Interview: Im Gespräch mit der Regisseurin Ronja Hemm konnten wir mehr über ihre in Nepal gedrehte Kurz-Dokumentation „For Your Sake“ erfahren, die auf den 31. Bamberger Kurzfilmtagen zu sehen war, wie sie die Familie, welche sie portraitiert, kennenlernt und in welchem zeitlichen Rahmen und mit welchen visuellen Konzepten sie den Film umsetzen konnten. 

Kannst Du mir mehr zu der Entstehung Deiner Kurz-Doku erzählen?

Die Idee zu dem Film entstand, als ich 2018 zwei Monate in Nepal herumgereist bin.

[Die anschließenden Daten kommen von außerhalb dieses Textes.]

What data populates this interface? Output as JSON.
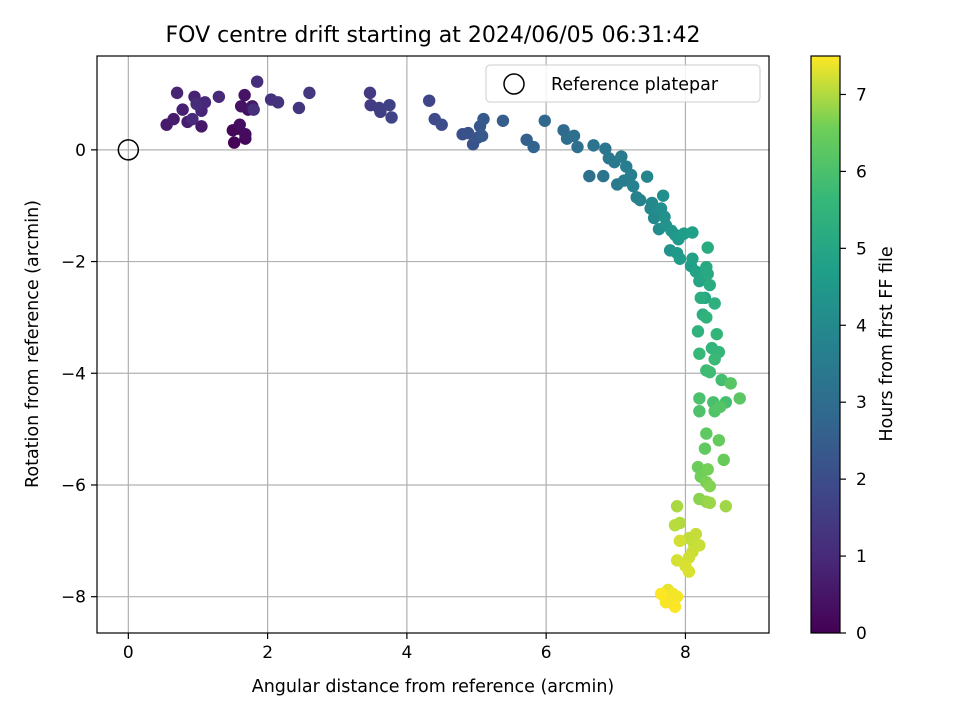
{
  "chart_data": {
    "type": "scatter",
    "title": "FOV centre drift starting at 2024/06/05 06:31:42",
    "xlabel": "Angular distance from reference (arcmin)",
    "ylabel": "Rotation from reference (arcmin)",
    "xlim": [
      -0.45,
      9.2
    ],
    "ylim": [
      -8.65,
      1.68
    ],
    "xticks": [
      0,
      2,
      4,
      6,
      8
    ],
    "yticks": [
      0,
      -2,
      -4,
      -6,
      -8
    ],
    "grid": true,
    "legend": {
      "position": "top-right",
      "entries": [
        "Reference platepar"
      ]
    },
    "colorbar": {
      "label": "Hours from first FF file",
      "colormap": "viridis",
      "range": [
        0,
        7.5
      ],
      "ticks": [
        0,
        1,
        2,
        3,
        4,
        5,
        6,
        7
      ]
    },
    "reference_point": {
      "x": 0,
      "y": 0,
      "label": "Reference platepar"
    },
    "series": [
      {
        "columns": [
          "x",
          "y",
          "hours"
        ],
        "points": [
          [
            1.52,
            0.13,
            0.05
          ],
          [
            1.57,
            0.38,
            0.1
          ],
          [
            1.5,
            0.35,
            0.15
          ],
          [
            1.68,
            0.2,
            0.2
          ],
          [
            1.68,
            0.28,
            0.25
          ],
          [
            1.6,
            0.45,
            0.3
          ],
          [
            1.72,
            0.72,
            0.35
          ],
          [
            1.62,
            0.78,
            0.4
          ],
          [
            1.67,
            0.98,
            0.45
          ],
          [
            1.78,
            0.78,
            0.5
          ],
          [
            1.05,
            0.42,
            0.55
          ],
          [
            0.55,
            0.45,
            0.6
          ],
          [
            0.65,
            0.55,
            0.65
          ],
          [
            0.85,
            0.5,
            0.7
          ],
          [
            0.78,
            0.72,
            0.75
          ],
          [
            0.95,
            0.95,
            0.8
          ],
          [
            0.7,
            1.02,
            0.85
          ],
          [
            1.05,
            0.7,
            0.9
          ],
          [
            1.1,
            0.85,
            0.95
          ],
          [
            1.3,
            0.95,
            1.0
          ],
          [
            0.92,
            0.55,
            1.0
          ],
          [
            0.98,
            0.82,
            1.05
          ],
          [
            1.85,
            1.22,
            1.1
          ],
          [
            1.8,
            0.72,
            1.15
          ],
          [
            2.05,
            0.9,
            1.2
          ],
          [
            2.15,
            0.85,
            1.25
          ],
          [
            2.45,
            0.75,
            1.3
          ],
          [
            2.6,
            1.02,
            1.35
          ],
          [
            3.47,
            1.02,
            1.45
          ],
          [
            3.48,
            0.8,
            1.5
          ],
          [
            3.6,
            0.75,
            1.55
          ],
          [
            3.62,
            0.68,
            1.6
          ],
          [
            3.75,
            0.8,
            1.65
          ],
          [
            3.78,
            0.58,
            1.7
          ],
          [
            4.32,
            0.88,
            1.8
          ],
          [
            4.4,
            0.55,
            1.9
          ],
          [
            4.5,
            0.45,
            2.0
          ],
          [
            4.8,
            0.28,
            2.1
          ],
          [
            4.88,
            0.3,
            2.15
          ],
          [
            4.95,
            0.1,
            2.2
          ],
          [
            5.02,
            0.22,
            2.25
          ],
          [
            5.05,
            0.42,
            2.3
          ],
          [
            5.08,
            0.25,
            2.35
          ],
          [
            5.1,
            0.55,
            2.4
          ],
          [
            5.38,
            0.52,
            2.5
          ],
          [
            5.72,
            0.18,
            2.6
          ],
          [
            5.82,
            0.05,
            2.7
          ],
          [
            5.98,
            0.52,
            2.8
          ],
          [
            6.25,
            0.35,
            2.9
          ],
          [
            6.3,
            0.2,
            3.0
          ],
          [
            6.4,
            0.25,
            3.05
          ],
          [
            6.45,
            0.05,
            3.1
          ],
          [
            6.62,
            -0.47,
            3.15
          ],
          [
            6.68,
            0.08,
            3.2
          ],
          [
            6.82,
            -0.47,
            3.25
          ],
          [
            6.85,
            0.02,
            3.3
          ],
          [
            6.9,
            -0.15,
            3.35
          ],
          [
            6.98,
            -0.22,
            3.4
          ],
          [
            7.02,
            -0.62,
            3.45
          ],
          [
            7.08,
            -0.12,
            3.5
          ],
          [
            7.12,
            -0.55,
            3.55
          ],
          [
            7.15,
            -0.3,
            3.6
          ],
          [
            7.22,
            -0.45,
            3.65
          ],
          [
            7.25,
            -0.65,
            3.7
          ],
          [
            7.3,
            -0.85,
            3.75
          ],
          [
            7.35,
            -0.9,
            3.8
          ],
          [
            7.45,
            -0.48,
            3.85
          ],
          [
            7.5,
            -1.05,
            3.9
          ],
          [
            7.52,
            -0.95,
            3.95
          ],
          [
            7.55,
            -1.22,
            4.0
          ],
          [
            7.58,
            -1.08,
            4.05
          ],
          [
            7.62,
            -1.42,
            4.1
          ],
          [
            7.65,
            -1.05,
            4.15
          ],
          [
            7.68,
            -0.82,
            4.2
          ],
          [
            7.7,
            -1.2,
            4.25
          ],
          [
            7.72,
            -1.35,
            4.3
          ],
          [
            7.78,
            -1.8,
            4.35
          ],
          [
            7.8,
            -1.45,
            4.4
          ],
          [
            7.85,
            -1.52,
            4.45
          ],
          [
            7.88,
            -1.85,
            4.5
          ],
          [
            7.9,
            -1.6,
            4.55
          ],
          [
            7.92,
            -1.95,
            4.6
          ],
          [
            7.98,
            -1.5,
            4.65
          ],
          [
            8.08,
            -2.08,
            4.7
          ],
          [
            8.1,
            -1.48,
            4.75
          ],
          [
            8.1,
            -1.95,
            4.8
          ],
          [
            8.15,
            -2.18,
            4.85
          ],
          [
            8.2,
            -2.35,
            4.9
          ],
          [
            8.25,
            -2.28,
            4.95
          ],
          [
            8.28,
            -2.65,
            5.0
          ],
          [
            8.3,
            -2.1,
            5.05
          ],
          [
            8.32,
            -2.22,
            5.1
          ],
          [
            8.32,
            -1.75,
            5.15
          ],
          [
            8.35,
            -2.42,
            5.2
          ],
          [
            8.22,
            -2.65,
            5.25
          ],
          [
            8.25,
            -2.95,
            5.3
          ],
          [
            8.42,
            -2.75,
            5.35
          ],
          [
            8.18,
            -3.25,
            5.4
          ],
          [
            8.3,
            -3.0,
            5.45
          ],
          [
            8.38,
            -3.55,
            5.5
          ],
          [
            8.45,
            -3.3,
            5.55
          ],
          [
            8.48,
            -3.62,
            5.6
          ],
          [
            8.2,
            -3.65,
            5.65
          ],
          [
            8.42,
            -3.75,
            5.7
          ],
          [
            8.3,
            -3.95,
            5.75
          ],
          [
            8.35,
            -3.98,
            5.8
          ],
          [
            8.52,
            -4.12,
            5.85
          ],
          [
            8.58,
            -4.52,
            5.9
          ],
          [
            8.4,
            -4.52,
            5.95
          ],
          [
            8.2,
            -4.45,
            6.0
          ],
          [
            8.2,
            -4.68,
            6.05
          ],
          [
            8.42,
            -4.68,
            6.1
          ],
          [
            8.5,
            -4.6,
            6.15
          ],
          [
            8.65,
            -4.18,
            6.2
          ],
          [
            8.78,
            -4.45,
            6.25
          ],
          [
            8.3,
            -5.08,
            6.3
          ],
          [
            8.28,
            -5.35,
            6.35
          ],
          [
            8.48,
            -5.2,
            6.4
          ],
          [
            8.55,
            -5.55,
            6.45
          ],
          [
            8.18,
            -5.68,
            6.5
          ],
          [
            8.22,
            -5.85,
            6.55
          ],
          [
            8.32,
            -5.72,
            6.6
          ],
          [
            8.3,
            -5.95,
            6.65
          ],
          [
            8.35,
            -6.02,
            6.7
          ],
          [
            8.2,
            -6.25,
            6.75
          ],
          [
            8.3,
            -6.3,
            6.8
          ],
          [
            8.35,
            -6.32,
            6.85
          ],
          [
            8.58,
            -6.38,
            6.9
          ],
          [
            7.88,
            -6.38,
            6.95
          ],
          [
            7.92,
            -6.68,
            7.0
          ],
          [
            7.85,
            -6.72,
            7.05
          ],
          [
            8.05,
            -6.95,
            7.1
          ],
          [
            8.12,
            -7.05,
            7.12
          ],
          [
            8.15,
            -6.88,
            7.14
          ],
          [
            8.2,
            -7.08,
            7.16
          ],
          [
            8.1,
            -7.2,
            7.18
          ],
          [
            8.05,
            -7.3,
            7.2
          ],
          [
            7.92,
            -7.0,
            7.22
          ],
          [
            7.88,
            -7.35,
            7.24
          ],
          [
            8.0,
            -7.45,
            7.26
          ],
          [
            8.05,
            -7.55,
            7.28
          ],
          [
            7.75,
            -7.88,
            7.35
          ],
          [
            7.78,
            -8.02,
            7.38
          ],
          [
            7.7,
            -8.0,
            7.4
          ],
          [
            7.82,
            -7.95,
            7.42
          ],
          [
            7.88,
            -8.0,
            7.44
          ],
          [
            7.72,
            -8.1,
            7.46
          ],
          [
            7.85,
            -8.18,
            7.48
          ],
          [
            7.65,
            -7.95,
            7.5
          ]
        ]
      }
    ]
  }
}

Ich war dort viel in den Bergen wandern, wollte das Land aber auch abseits der faszinierenden Natur und Landschaft kennenlernen. Deswegen hab ich den Kontakt zu Einheimischen gesucht und so die Familie kennengelernt. Diesen rasanten Generationswandel, den ich in der Familie aber auch überall sonst im Land erlebt habe, fand ich unglaublich spannend. Diesen Umbruch, der dort so schnell von statten geht, wollte ich unbedingt festhalten und weil ich zu dem Zeitpunkt vor meinem Abschlussfilm stand, war mir schnell klar, dass ich mein Thema gefunden habe.  

Wie bist Du mit der Familie in Kontakt getreten und wie haben sie auf das Filmprojekt reagiert?

Der Kontakt zu der Familie kam über den Onkel der zwei Töchter zustande. Ihn hatte ich bei meiner Reise in Kathmandu kennengelernt und er hat mich damals eingeladen, seine Familie und sein Dorf zu besuchen. Außerplanmäßig musste er dann allerdings in der Stadt bleiben und ich reiste alleine in das Dorf. Dort hat mich dann Namina (die Mutter im Film) empfangen und ich konnte bei ihr wohnen. Miteinander reden konnten wir nur über Gestik und Mimik, denn ich konnte kein Wort der Stammessprache Tamang, Namina und ihr Mann kein Wort Englisch – eine spannende Erfahrung. Namina und ich fingen über die Tage an uns gegenseitig Wörter beizubringen und wir haben unglaublich viel dabei gelacht. Ich lernte Manjaru (die Oma) und später dann die zwei Töchter kennen, die aus der Stadt zu Besuch kamen. Weil die beiden Englisch in der Schule gelernt hatten, wurde die Kommunikation leichter und sie haben mir von ihren Plänen erzählt, in Japan zu studieren. An dem Punkt begann der Film in meinem Kopf zu reifen – ich wollte allerdings nichts überstürzen und hab mir das alles bei meiner weiteren Reise beim Wandern durch den Himalaya erstmal durch den Kopf gehen lassen. Vor meiner Rückreise nach Deutschland habe ich in Kathmandu dann dem Onkel von meiner Idee erzählt und wir haben die vier Frauen gefragt, ob sie sich das vorstellen könnten. Ich hab mich riesig gefreut, dass da direkt ein Ja kam.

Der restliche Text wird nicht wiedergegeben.